His friends were everywhere, it seems, and often at his house. They helped in his death project, collecting his older writings and papers and filming the ever-discursive Mr. Leary. From a site on the World Wide Web ( http://www.leary.com), he greeted visitors and recorded his drug intake, which consisted mostly of cigarettes, coffee and wine but also included marijuana, cocaine, nitrous oxide and a modest list of pharmaceuticals.
His family life was not so blessed. After his first wife's suicide and two divorces, he separated from his fourth wife, Barbara, a few years ago. His daughter, Susan, committed suicide in 1990.
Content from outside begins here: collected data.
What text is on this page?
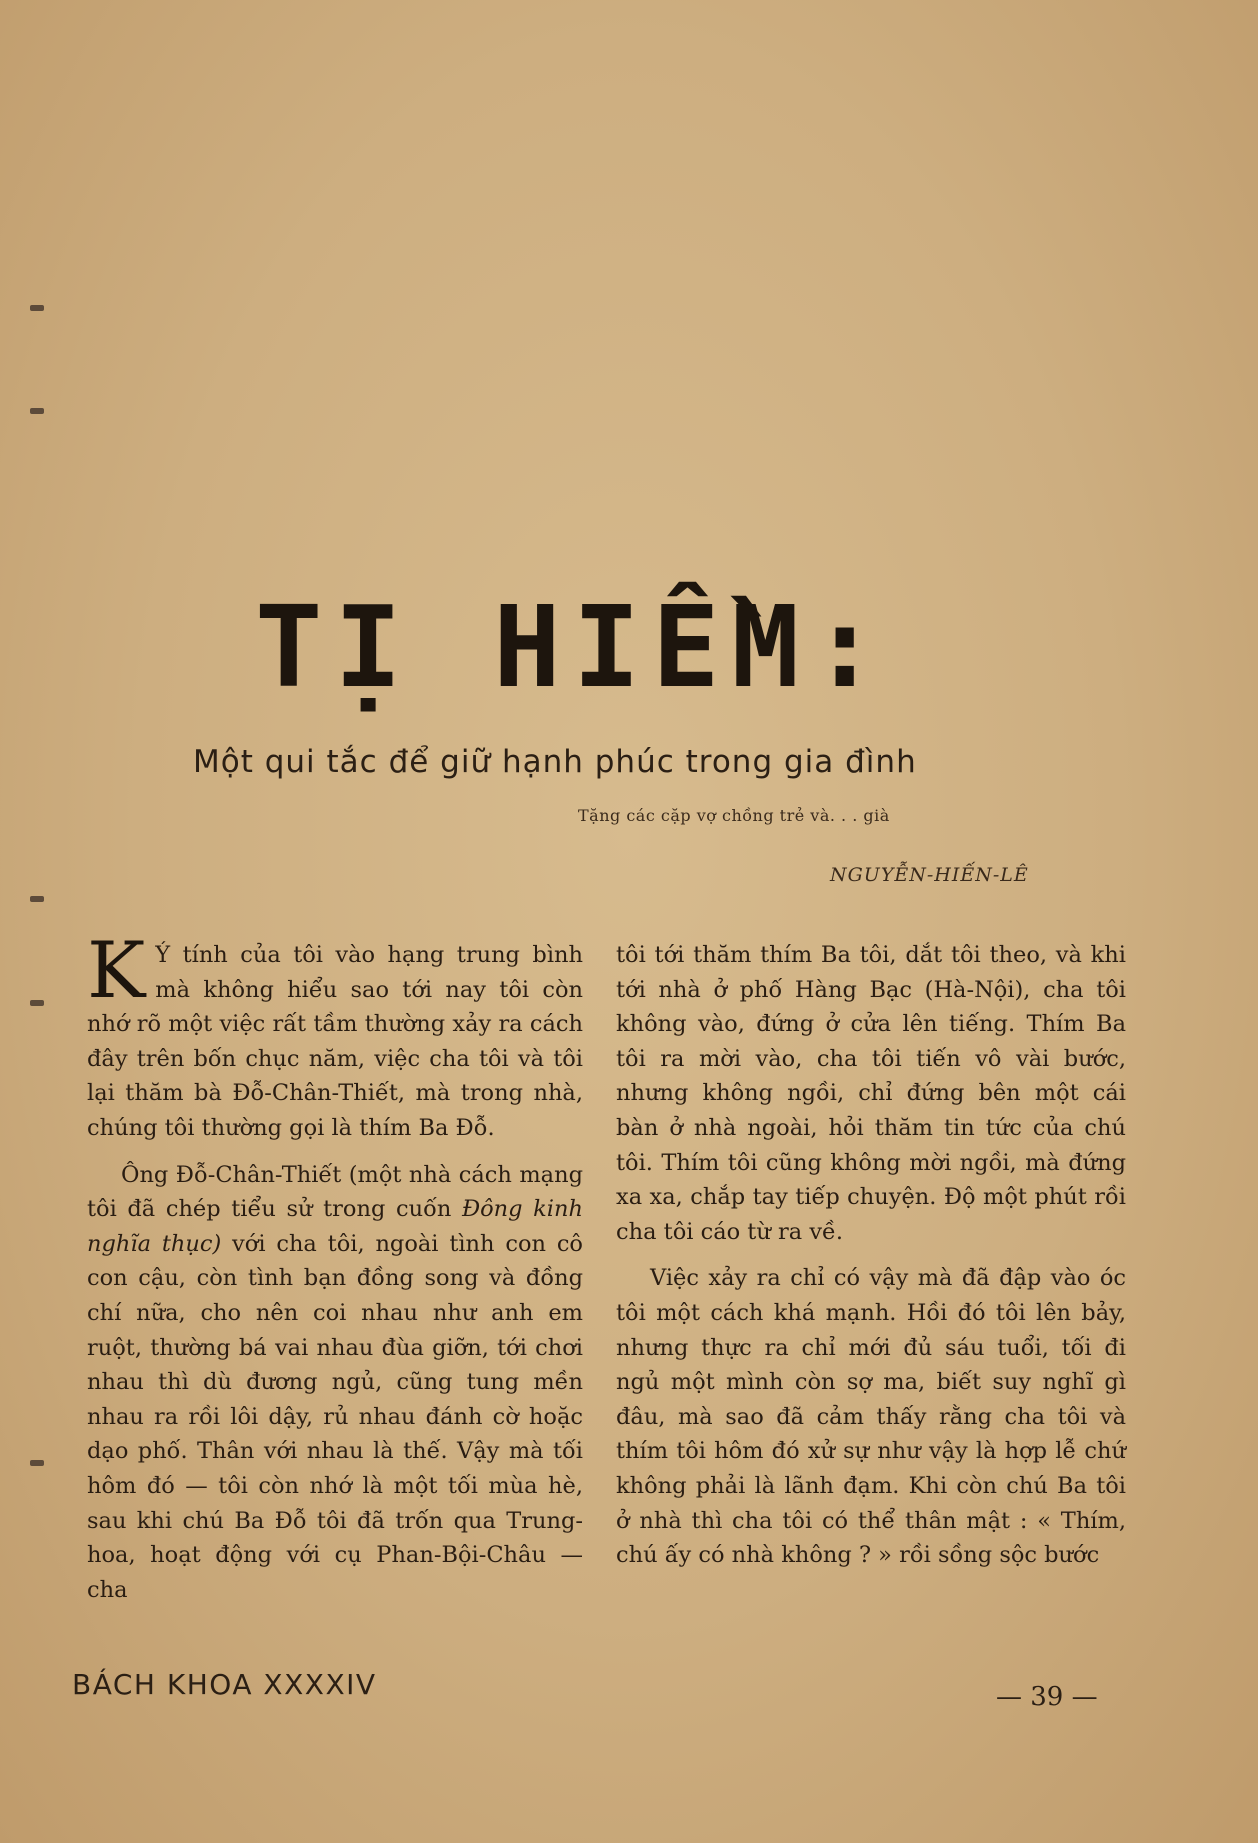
TỊ HIỀM:
Một qui tắc để giữ hạnh phúc trong gia đình
Tặng các cặp vợ chồng trẻ và. . . già
NGUYỄN-HIẾN-LÊ

K Ý tính của tôi vào hạng trung bình mà không hiểu sao tới nay tôi còn nhớ rõ một việc rất tầm thường xảy ra cách đây trên bốn chục năm, việc cha tôi và tôi lại thăm bà Đỗ-Chân-Thiết, mà trong nhà, chúng tôi thường gọi là thím Ba Đỗ.

Ông Đỗ-Chân-Thiết (một nhà cách mạng tôi đã chép tiểu sử trong cuốn Đông kinh nghĩa thục) với cha tôi, ngoài tình con cô con cậu, còn tình bạn đồng song và đồng chí nữa, cho nên coi nhau như anh em ruột, thường bá vai nhau đùa giỡn, tới chơi nhau thì dù đương ngủ, cũng tung mền nhau ra rồi lôi dậy, rủ nhau đánh cờ hoặc dạo phố. Thân với nhau là thế. Vậy mà tối hôm đó — tôi còn nhớ là một tối mùa hè, sau khi chú Ba Đỗ tôi đã trốn qua Trung-hoa, hoạt động với cụ Phan-Bội-Châu — cha

tôi tới thăm thím Ba tôi, dắt tôi theo, và khi tới nhà ở phố Hàng Bạc (Hà-Nội), cha tôi không vào, đứng ở cửa lên tiếng. Thím Ba tôi ra mời vào, cha tôi tiến vô vài bước, nhưng không ngồi, chỉ đứng bên một cái bàn ở nhà ngoài, hỏi thăm tin tức của chú tôi. Thím tôi cũng không mời ngồi, mà đứng xa xa, chắp tay tiếp chuyện. Độ một phút rồi cha tôi cáo từ ra về.

Việc xảy ra chỉ có vậy mà đã đập vào óc tôi một cách khá mạnh. Hồi đó tôi lên bảy, nhưng thực ra chỉ mới đủ sáu tuổi, tối đi ngủ một mình còn sợ ma, biết suy nghĩ gì đâu, mà sao đã cảm thấy rằng cha tôi và thím tôi hôm đó xử sự như vậy là hợp lễ chứ không phải là lãnh đạm. Khi còn chú Ba tôi ở nhà thì cha tôi có thể thân mật : « Thím, chú ấy có nhà không ? » rồi sồng sộc bước

BÁCH KHOA XXXXIV	— 39 —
In addition to Mr. Chase, his stepson, Mr. Leary is survived by a son, Jack, three grandchildren and two great-grandchildren.
Mr. Chase said the family was planning a small wake next week. No public service is planned.
Correction: June 7, 1996, Friday
An obituary of Timothy Leary on Saturday misstated the surname of his surviving son Zachary. Formerly a stepson, Zachary was adopted by Mr. Leary. He is Zachary Leary, not Chase.